ワニに意識的に音声をコントロールする仕組みはない?
――ワニの声を調べる意義は分かったのですが、なぜワニの中でもヨウスコウワニを使ったのでしょうか? 西村:全長2メートル以下の小型のワニだから、というのが大きな理由だと思います。ヘリウムガスって値段が高いんですよ。私がテナガザルを使った研究をした時の1.5メートル四方サイズのテントだと、1回の実験で15万円くらいが空気と化して飛んで行ってしまうんです。大きな動物でやるのはムリです。そんなお金はない。大きなワニを入れられるような密閉容器を作るのも大変です。 ――高い声を出してしまったワニ自身は驚いたり、声の高さを調整したりしなかったのでしょうか。 西村:中が見えない密閉容器で実験しているので、中の様子は分かりません。透明な容器を作るのもコストが高いですからね。ただ、40分ぐらい鳴かせられていたので、反応していなかったんじゃないでしょうか。 ニホンザルやテナガザルなどの旧世界ザル(※2)は、ヘリウムで一瞬高い声が出た後、低く調整しようとするようです。

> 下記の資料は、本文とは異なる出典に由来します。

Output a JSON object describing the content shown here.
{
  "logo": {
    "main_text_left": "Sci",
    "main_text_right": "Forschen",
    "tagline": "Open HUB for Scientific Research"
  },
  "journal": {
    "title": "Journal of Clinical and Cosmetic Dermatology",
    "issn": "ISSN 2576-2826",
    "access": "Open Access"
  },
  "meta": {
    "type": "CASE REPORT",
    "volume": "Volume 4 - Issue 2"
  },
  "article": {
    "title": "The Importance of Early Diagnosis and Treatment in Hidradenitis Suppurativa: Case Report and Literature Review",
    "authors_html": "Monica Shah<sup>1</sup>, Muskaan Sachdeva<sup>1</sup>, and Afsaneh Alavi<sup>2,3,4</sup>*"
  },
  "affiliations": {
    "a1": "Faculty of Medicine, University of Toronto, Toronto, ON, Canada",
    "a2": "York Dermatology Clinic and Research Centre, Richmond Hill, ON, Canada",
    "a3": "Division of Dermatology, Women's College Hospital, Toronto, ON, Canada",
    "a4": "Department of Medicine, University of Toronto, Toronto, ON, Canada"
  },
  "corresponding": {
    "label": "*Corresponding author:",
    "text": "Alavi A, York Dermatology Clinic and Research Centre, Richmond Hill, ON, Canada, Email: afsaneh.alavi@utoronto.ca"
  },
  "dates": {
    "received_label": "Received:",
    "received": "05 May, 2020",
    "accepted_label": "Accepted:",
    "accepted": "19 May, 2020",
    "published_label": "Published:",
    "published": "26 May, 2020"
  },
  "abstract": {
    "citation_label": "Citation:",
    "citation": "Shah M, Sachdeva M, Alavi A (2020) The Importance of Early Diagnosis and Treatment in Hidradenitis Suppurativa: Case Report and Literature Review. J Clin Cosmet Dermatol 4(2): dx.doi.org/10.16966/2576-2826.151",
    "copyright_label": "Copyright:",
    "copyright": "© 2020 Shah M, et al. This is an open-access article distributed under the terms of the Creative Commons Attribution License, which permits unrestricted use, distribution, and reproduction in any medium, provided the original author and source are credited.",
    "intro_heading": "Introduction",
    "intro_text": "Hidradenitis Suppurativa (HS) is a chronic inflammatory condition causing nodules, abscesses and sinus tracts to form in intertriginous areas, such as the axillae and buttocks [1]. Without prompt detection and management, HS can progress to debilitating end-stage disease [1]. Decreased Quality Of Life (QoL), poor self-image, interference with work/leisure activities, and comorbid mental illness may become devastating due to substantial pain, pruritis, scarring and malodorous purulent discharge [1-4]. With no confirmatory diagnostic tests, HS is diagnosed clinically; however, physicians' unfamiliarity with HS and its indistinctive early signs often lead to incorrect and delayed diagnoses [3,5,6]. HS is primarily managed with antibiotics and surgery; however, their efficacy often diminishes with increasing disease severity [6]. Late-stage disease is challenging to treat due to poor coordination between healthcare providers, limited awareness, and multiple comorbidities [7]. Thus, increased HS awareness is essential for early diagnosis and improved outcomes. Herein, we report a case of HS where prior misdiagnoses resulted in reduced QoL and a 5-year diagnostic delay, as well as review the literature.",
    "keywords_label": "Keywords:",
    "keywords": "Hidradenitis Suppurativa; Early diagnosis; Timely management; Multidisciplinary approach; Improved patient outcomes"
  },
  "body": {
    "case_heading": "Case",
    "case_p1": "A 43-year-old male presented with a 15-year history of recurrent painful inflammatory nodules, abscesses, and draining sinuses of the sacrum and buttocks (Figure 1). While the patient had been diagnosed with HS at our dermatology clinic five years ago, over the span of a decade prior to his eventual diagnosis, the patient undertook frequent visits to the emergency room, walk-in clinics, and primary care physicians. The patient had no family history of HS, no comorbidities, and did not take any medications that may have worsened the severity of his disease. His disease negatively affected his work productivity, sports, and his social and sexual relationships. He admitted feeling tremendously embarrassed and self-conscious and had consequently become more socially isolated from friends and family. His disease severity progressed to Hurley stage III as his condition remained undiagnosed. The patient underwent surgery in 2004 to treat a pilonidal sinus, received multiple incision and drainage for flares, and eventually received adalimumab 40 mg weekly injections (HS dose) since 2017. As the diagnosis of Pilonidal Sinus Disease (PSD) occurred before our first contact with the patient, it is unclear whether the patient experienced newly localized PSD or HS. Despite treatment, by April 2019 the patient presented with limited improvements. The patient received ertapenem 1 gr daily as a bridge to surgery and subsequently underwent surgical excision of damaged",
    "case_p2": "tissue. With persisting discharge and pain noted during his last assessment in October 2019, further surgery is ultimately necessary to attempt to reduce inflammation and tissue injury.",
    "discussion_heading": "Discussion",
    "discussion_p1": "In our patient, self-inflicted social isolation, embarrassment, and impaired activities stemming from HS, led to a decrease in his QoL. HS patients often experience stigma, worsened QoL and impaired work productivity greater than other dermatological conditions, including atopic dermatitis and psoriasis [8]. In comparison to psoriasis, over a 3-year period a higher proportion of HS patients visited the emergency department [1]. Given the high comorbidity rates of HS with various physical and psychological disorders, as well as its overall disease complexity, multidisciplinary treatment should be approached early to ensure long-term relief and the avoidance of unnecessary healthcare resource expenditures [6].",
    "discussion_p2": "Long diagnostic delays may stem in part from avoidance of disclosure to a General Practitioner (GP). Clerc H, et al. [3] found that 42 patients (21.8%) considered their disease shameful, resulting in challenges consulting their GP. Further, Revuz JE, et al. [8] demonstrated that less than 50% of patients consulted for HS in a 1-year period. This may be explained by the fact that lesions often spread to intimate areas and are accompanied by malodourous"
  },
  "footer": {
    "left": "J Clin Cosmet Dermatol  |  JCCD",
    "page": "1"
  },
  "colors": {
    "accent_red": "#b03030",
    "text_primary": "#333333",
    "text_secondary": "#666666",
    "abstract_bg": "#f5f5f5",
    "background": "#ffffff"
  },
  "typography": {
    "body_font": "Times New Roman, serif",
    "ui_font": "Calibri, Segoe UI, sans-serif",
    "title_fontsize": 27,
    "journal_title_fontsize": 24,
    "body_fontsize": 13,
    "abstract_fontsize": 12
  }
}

自分の声を聞いてコントロールできるのかもしれない。音声言語を使うヒトは、声を細かくコントロールする神経系が発達している。 新世界ザル(※3)といわれるグループのマーモセットでも実験をしましたが、ヘリウムでも元の音声に調整しようという気配すらないんですよ。新世界ザルに比べて旧世界ザルの方がヒトに近縁なグループなので、ヒトに近いほど意識的に音声をコントロール仕組みがあるんじゃないかなあと。ワニにその仕組みはないだろうと思いますね。 ちなみに我々ヒトは、ヘリウムで声が高くなっても、声を低く調整しようとはしない。サルは音の高さでコミュニケーションをとるけれど、ヒトは「あいうえお」といった音の種類でコミュニケーションをとる、という違いがあるからじゃないかと考えています。 (※2)…旧大陸であるアジア、アフリカに生息するオナガザル上科のサル。 (※3)…中央・南アメリカを中心に分布するオマキザル科のサル。 ――研究の中で、ワニが鳴き交わすときに声の低さが身体の大きさを伝える信号になる(身体が大きいほど共鳴器官が長くなるならば、基本的に声が低くなる)のではないかという考察をされていました。実際にはどの程度まで確認されているのでしょうか。 西村:ワニも共鳴させて吠えていることは分かったんですが、ワニの身体のどこで共鳴が起こっているのかまでは分かってないんですよ。どこが振動して音を出しているのかも分かっていません。